Artist Therapy: Guilt

Artist Therapy Posts: Where we face the feels all artists struggle with.

There are two kinds of guilt, and it’s a toss-up which is worse: guilt you feel towards yourself, or guilt you feel towards others. In fact, they’re two sides of the same coin — but heads or tails, you’re losing either way the toss comes up.

The definition of guilt is “a feeling of having done wrong or failed in an obligation” but I think that sentence inadequately portrays the particular feeling of horror, squirming, embarrassment, and failure that comes wrapped up together when we feel guilty. When I was picking fonts & colors for the post graphics, I completely unconsciously made them as toxic looking as possible, because guilt is something I struggle with all the time and it feels utterly horrible.

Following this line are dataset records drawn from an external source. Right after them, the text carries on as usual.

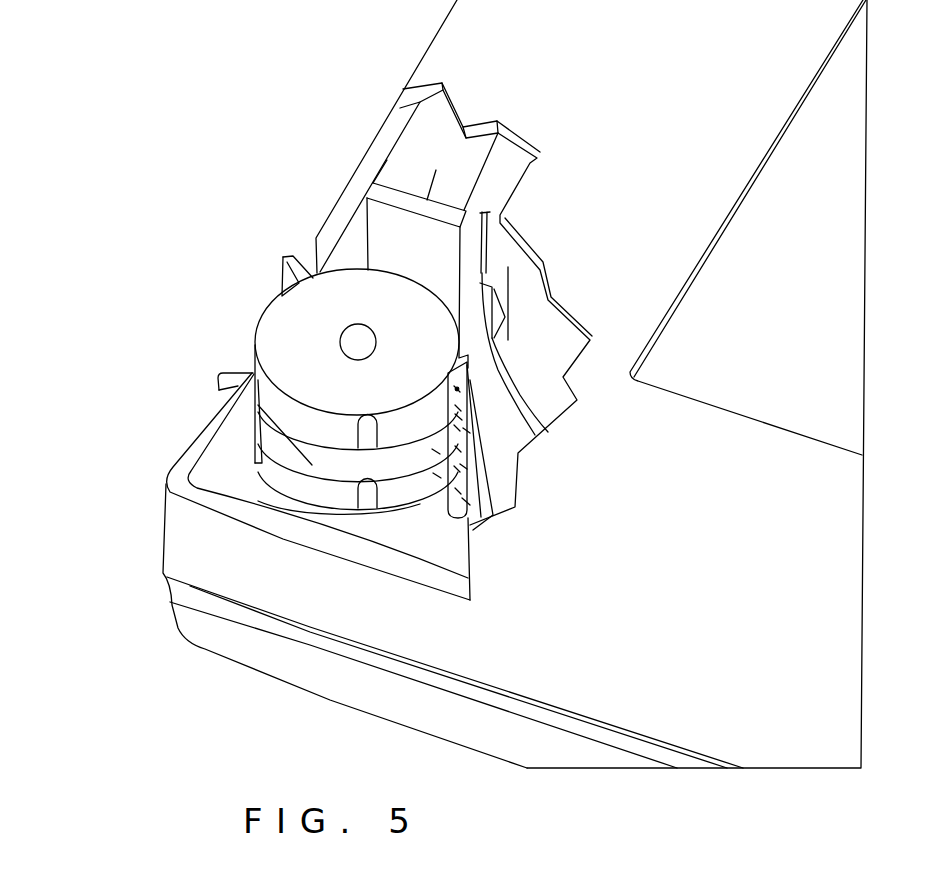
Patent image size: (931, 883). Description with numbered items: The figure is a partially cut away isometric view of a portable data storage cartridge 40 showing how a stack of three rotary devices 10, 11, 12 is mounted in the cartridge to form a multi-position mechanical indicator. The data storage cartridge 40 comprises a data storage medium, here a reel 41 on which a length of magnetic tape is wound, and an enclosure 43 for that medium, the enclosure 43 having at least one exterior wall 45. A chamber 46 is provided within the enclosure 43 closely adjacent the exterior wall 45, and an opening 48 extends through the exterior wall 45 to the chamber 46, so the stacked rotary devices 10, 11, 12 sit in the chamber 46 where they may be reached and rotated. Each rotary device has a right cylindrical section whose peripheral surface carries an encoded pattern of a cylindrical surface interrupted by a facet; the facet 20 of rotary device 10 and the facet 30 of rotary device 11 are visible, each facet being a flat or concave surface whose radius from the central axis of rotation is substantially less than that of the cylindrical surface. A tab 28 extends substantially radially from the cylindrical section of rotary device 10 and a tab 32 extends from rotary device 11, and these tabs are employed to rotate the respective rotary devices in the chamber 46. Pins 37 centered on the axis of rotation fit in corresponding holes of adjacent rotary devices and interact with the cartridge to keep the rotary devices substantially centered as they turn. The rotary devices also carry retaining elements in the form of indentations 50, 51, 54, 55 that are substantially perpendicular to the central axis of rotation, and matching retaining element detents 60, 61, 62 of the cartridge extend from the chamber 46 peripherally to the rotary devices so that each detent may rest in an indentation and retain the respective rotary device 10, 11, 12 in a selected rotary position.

The rotary device 10 is at (461, 430).
The rotary device 11 is at (463, 462).
The rotary device 12 is at (473, 498).
The facet 20 is at (277, 315).
The tab 28 is at (285, 257).
The facet 30 is at (291, 438).
The tab 32 is at (237, 373).
The pin 37 is at (353, 325).
The data storage cartridge 40 is at (275, 121).
The reel 41 is at (505, 272).
The enclosure 43 is at (163, 557).
The exterior wall 45 is at (187, 445).
The chamber 46 is at (243, 443).
The opening 48 is at (247, 372).
The indentation 50 is at (447, 373).
The indentation 51 is at (431, 412).
The indentation 54 is at (428, 447).
The indentation 55 is at (372, 484).
The detent 60 is at (459, 390).
The detent 61 is at (456, 417).
The detent 62 is at (433, 473).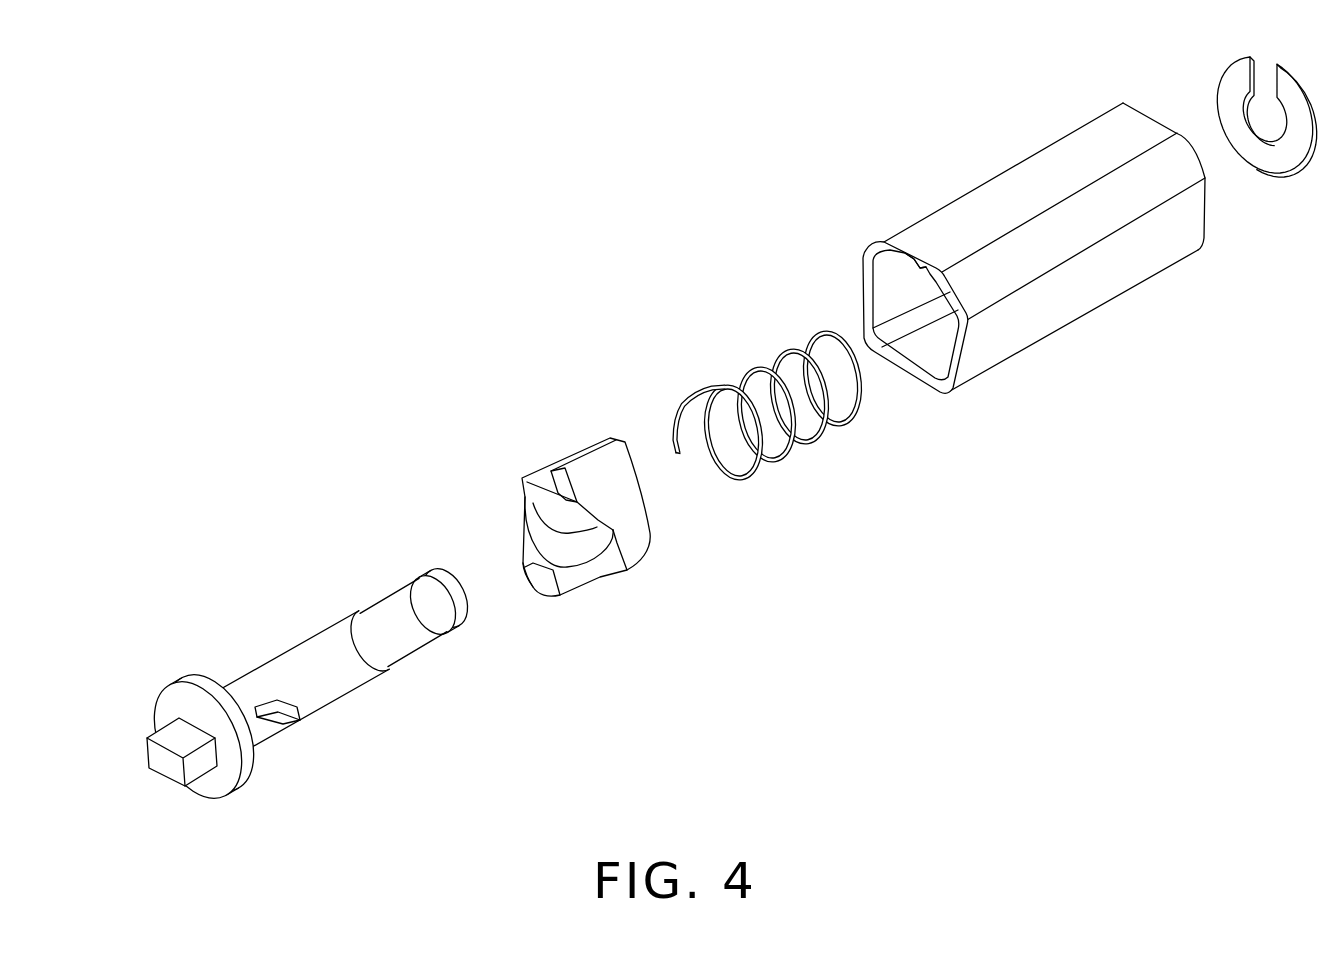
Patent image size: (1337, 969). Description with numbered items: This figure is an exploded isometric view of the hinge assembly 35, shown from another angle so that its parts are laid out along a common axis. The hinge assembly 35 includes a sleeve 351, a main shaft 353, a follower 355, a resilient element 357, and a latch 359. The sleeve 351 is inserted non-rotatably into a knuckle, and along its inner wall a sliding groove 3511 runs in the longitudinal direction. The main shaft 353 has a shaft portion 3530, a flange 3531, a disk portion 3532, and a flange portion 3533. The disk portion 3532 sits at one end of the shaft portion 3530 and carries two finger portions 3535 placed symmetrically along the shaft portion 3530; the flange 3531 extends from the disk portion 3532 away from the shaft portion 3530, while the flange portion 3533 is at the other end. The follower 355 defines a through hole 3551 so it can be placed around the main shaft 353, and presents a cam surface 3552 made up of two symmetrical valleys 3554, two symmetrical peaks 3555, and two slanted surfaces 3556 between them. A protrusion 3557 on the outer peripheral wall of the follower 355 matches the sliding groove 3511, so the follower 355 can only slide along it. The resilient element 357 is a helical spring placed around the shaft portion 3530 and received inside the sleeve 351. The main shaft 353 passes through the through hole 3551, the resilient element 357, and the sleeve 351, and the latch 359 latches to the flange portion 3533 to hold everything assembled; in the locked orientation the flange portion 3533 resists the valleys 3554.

The hinge assembly 35 is at (540, 268).
The sleeve 351 is at (1000, 200).
The sliding groove 3511 is at (922, 266).
The main shaft 353 is at (255, 630).
The shaft portion 3530 is at (347, 677).
The flange 3531 is at (165, 768).
The disk portion 3532 is at (253, 767).
The flange portion 3533 is at (457, 623).
The finger portion 3535 is at (283, 723).
The follower 355 is at (537, 443).
The through hole 3551 is at (558, 543).
The cam surface 3552 is at (716, 604).
The valley 3554 is at (617, 545).
The peak 3555 is at (553, 594).
The slanted surface 3556 is at (588, 577).
The protrusion 3557 is at (602, 446).
The resilient element 357 is at (750, 372).
The latch 359 is at (1233, 79).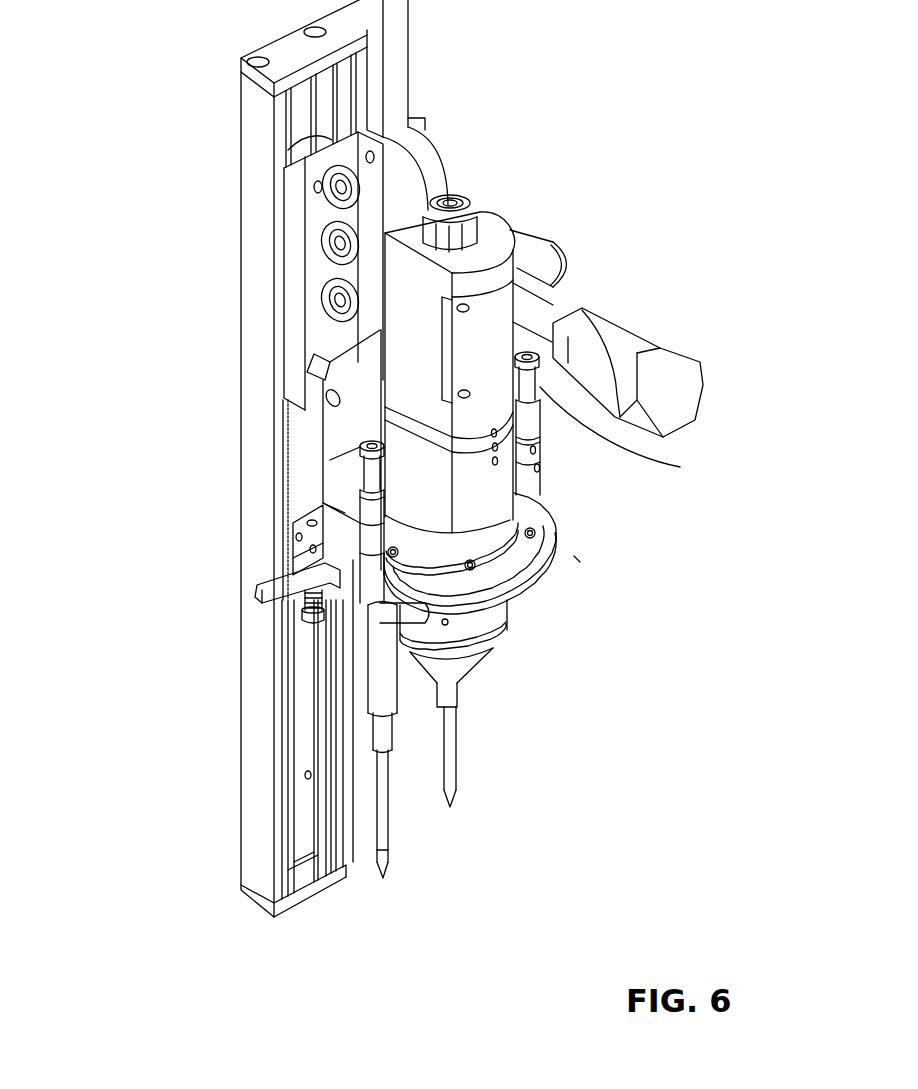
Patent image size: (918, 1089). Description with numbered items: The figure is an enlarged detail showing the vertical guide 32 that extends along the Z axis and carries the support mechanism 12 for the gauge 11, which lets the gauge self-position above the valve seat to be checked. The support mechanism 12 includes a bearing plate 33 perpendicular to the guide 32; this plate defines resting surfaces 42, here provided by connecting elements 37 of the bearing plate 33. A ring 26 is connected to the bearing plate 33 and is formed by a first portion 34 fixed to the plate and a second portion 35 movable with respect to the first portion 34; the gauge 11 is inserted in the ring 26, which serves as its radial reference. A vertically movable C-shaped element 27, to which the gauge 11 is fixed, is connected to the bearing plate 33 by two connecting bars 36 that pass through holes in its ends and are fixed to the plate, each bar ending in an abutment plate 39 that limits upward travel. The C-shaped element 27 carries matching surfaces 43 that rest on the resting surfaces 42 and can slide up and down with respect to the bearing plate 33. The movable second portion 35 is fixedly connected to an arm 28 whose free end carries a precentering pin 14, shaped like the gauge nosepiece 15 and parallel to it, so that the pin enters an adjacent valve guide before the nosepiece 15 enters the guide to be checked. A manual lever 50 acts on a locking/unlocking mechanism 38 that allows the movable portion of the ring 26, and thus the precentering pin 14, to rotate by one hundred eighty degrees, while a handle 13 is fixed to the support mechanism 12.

The gauge 11 is at (491, 235).
The support mechanism 12 is at (292, 477).
The handle 13 is at (662, 390).
The precentering pin 14 is at (383, 840).
The gauge nosepiece 15 is at (492, 608).
The ring 26 is at (566, 550).
The C-shaped element 27 is at (333, 437).
The arm 28 is at (386, 680).
The guide 32 is at (248, 142).
The bearing plate 33 is at (328, 527).
The first portion 34 is at (531, 519).
The second portion 35 is at (531, 578).
The connecting bars 36 is at (342, 463).
The connecting elements 37 is at (343, 480).
The locking/unlocking mechanism 38 is at (292, 617).
The abutment plate 39 is at (680, 467).
The resting surfaces 42 is at (336, 513).
The matching surfaces 43 is at (355, 524).
The manual lever 50 is at (318, 576).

I constantly feel like I’m letting someone down, and no matter what I choose it feels like I’m taking energy away from others or I’m running myself too far into the ground.

Now I’ve been in years of therapy, and while it’s something I advocate strongly for everyone, I know not everyone has the resources or health coverage to have access to a therapist. That’s a big reason why I started writing these columns. That said, after a lot of therapy, I know why guilt is such a big struggle for me. First off, I’m Italian, and in Italian families obligation, responsibility, and guilt are the currency of how a family runs (we’re not the only ones, but we’re one of the heritages most famous for it). Then combine being an only child who was trained to “be a good kid” and always please the adults with a job that sets me up for never being able to please all the people all of the time and I live in a layer cake of guilt. For icing, throw on a topping of hundreds of artist emails a week I will never have the time to be able to answer and it’s surprising there’s ever a moment I don’t feel actively guilty. More than anything else, finding ways to deal with guilt takes up the lion’s share of my therapy time.

The first big breakthrough trying to learn how to deal with guilt was realizing this one thing: We are the ones in control of our guilt. We cling to the feeling of guilt even as we despise it. Other people can try to make us feel guilty, but the only person that actually makes us feel guilt is ourselves. We may struggle under the feeling of guilt, but it often feels like a noble emotion. It makes us feel important. It is an illusion of control. We can only feel guilty about things we feel we could do, we agree we should do. But we are rarely realistic about our capabilities.

This is why Guilt and Perfectionism and Busyness are linked. We are stuck in a cycle of overestimating our capabilities, then drowning in despair and burnout when we can’t achieve everything we think we should.

That “should” is the place where you start to unravel your guilt. We have to be more realistic about what we can possibly do, and then hold the line.

There’s external obligations and internal obligations. External ones are family, friends, work, community, charity. When your child’s teacher approaches you about making a cake for the bake sale, instead of agreeing automatically, take a moment and think about it: is this an obligation or a request? Do you have the free time to take this one this time? Will it affect your child if you don’t bake the cake? Can you bake for the next sale instead? Whichever way you decide, try to be realistic about your time and energy and priorities. There are only so many hours in the day. You are not going to please all of the people all of the time. Focus on the things that count. Do your best to achieve those. And draw a line in the sand that you will not allow yourself to feel guilty about the ones you need to say no to.

Internal obligations are trickier. This is where we can drown in our best intentions. You can spend all day on the internet looking up great advice (hopefully even on this blog) about what you should be doing to further your career, be more productive, make more art, do more, be more. And all that advice can be perfectly helpful, but you have to accept the fact that you cannot follow it all nor should you be trying to. Exercise. Cook healthy meals. Meditate. Draw every day. Put time into your social media. Plan a personal project. Network with your dream clients. Research your idols. These are all solid pieces of advice you will find on this very blog. But you have to accept that you are a human and you can only do so much at the same time. Pick a few things to work on now, table the rest for later. And the key is to not feel guilty about the things you consciously table for later. And do not feel guilty about the things you give an honest try that do not work for you.

Remember “shoulds” lead to guilt. Choose consciously what you can do, and what you prioritize doing. And try very hard to start chipping away at that knee-jerk guilt response to everything else. Little by little, you’ll start to climb out of the quicksand. Life is too hard to keep on top of without the added weight of guilt on top.